There is internal tension, as well, with many veteran animators either quitting or being handed their walking papers. There are even whispers inside the channel's Burbank animation studios that the network might drop "Cartoon" from its name.
Simply being unique isn't cutting it anymore for the brass at Cartoon Network. Launched in 1992 on the back of the Hanna-Barbera library, Cartoon Network has struggled to stand out against rivals Nickelodeon, Disney Channel and Disney's new XD network.
"Mean and nasty" is how Stuart Snyder, the Turner executive who oversees Cartoon Network, describes audience feedback about the network's programming after he joined the company in 2007.
The move toward live-action and reality shows with a tilt toward preteen and teenage boys is not happening on a whim. Snyder said the network's research told him that kids want a diverse slate of content. "Our network was 100 percent cartoons, and our audience is saying we also want to see ourselves," he said.
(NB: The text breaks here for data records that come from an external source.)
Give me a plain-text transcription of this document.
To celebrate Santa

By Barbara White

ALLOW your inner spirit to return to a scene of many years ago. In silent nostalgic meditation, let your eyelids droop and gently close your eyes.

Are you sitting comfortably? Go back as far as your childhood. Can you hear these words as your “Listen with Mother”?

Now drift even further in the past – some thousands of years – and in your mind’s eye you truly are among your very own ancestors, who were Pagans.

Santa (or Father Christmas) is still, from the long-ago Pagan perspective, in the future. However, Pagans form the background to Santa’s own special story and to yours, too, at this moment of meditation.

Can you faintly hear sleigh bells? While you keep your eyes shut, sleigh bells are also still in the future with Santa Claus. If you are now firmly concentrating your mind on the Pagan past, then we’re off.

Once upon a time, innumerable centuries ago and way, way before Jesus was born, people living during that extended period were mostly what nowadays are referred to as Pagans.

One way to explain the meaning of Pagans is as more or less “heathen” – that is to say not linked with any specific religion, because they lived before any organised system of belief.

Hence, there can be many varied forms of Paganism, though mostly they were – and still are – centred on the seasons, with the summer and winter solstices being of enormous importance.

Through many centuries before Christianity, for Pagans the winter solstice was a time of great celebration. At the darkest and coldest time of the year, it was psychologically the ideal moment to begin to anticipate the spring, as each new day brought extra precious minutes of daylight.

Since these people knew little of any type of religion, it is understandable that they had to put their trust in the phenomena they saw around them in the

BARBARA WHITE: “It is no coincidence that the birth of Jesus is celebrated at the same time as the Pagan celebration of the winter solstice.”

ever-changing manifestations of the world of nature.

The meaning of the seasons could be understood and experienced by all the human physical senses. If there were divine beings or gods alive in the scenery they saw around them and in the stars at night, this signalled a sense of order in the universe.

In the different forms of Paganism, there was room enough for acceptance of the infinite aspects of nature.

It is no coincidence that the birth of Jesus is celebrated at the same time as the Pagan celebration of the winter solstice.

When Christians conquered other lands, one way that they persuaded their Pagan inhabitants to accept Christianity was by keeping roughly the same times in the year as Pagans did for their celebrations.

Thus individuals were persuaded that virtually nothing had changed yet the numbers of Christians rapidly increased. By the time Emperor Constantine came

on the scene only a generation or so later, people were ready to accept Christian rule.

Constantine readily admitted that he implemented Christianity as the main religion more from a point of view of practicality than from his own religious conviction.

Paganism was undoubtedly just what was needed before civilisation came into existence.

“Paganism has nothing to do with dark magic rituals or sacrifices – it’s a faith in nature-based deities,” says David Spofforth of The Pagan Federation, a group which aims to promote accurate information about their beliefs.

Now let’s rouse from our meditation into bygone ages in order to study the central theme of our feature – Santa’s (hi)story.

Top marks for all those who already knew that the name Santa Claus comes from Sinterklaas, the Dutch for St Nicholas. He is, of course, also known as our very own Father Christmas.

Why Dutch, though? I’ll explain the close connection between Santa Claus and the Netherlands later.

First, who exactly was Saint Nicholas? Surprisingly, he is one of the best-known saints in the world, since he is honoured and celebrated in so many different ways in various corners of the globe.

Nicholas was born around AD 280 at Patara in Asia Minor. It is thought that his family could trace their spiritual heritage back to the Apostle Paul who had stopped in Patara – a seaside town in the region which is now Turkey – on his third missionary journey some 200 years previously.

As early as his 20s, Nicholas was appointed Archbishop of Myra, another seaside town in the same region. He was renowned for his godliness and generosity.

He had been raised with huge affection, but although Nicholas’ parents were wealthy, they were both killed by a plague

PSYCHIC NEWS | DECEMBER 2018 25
There are financial considerations, too. Although Cartoon Network is profitable, it pales in comparison with Nickelodeon and Disney Channel.
Furthermore, advertisers that used to spend heavily on kids' programming are cutting back, particularly snack and beverage companies that are sensitive to criticism about hawking junk food to children.
Leading Cartoon Network's makeover is Rob Sorcher, a veteran cable programming executive who joined Cartoon Network last year after a stint at AMC.
"All these changes are painful," Sorcher said. "The people who are deep fans don't want it." He recalled that when running AMC, he "took a very bad beating" from viewers who were upset that he changed the channel's old movie format. Now, Sorcher added, "no one would question it."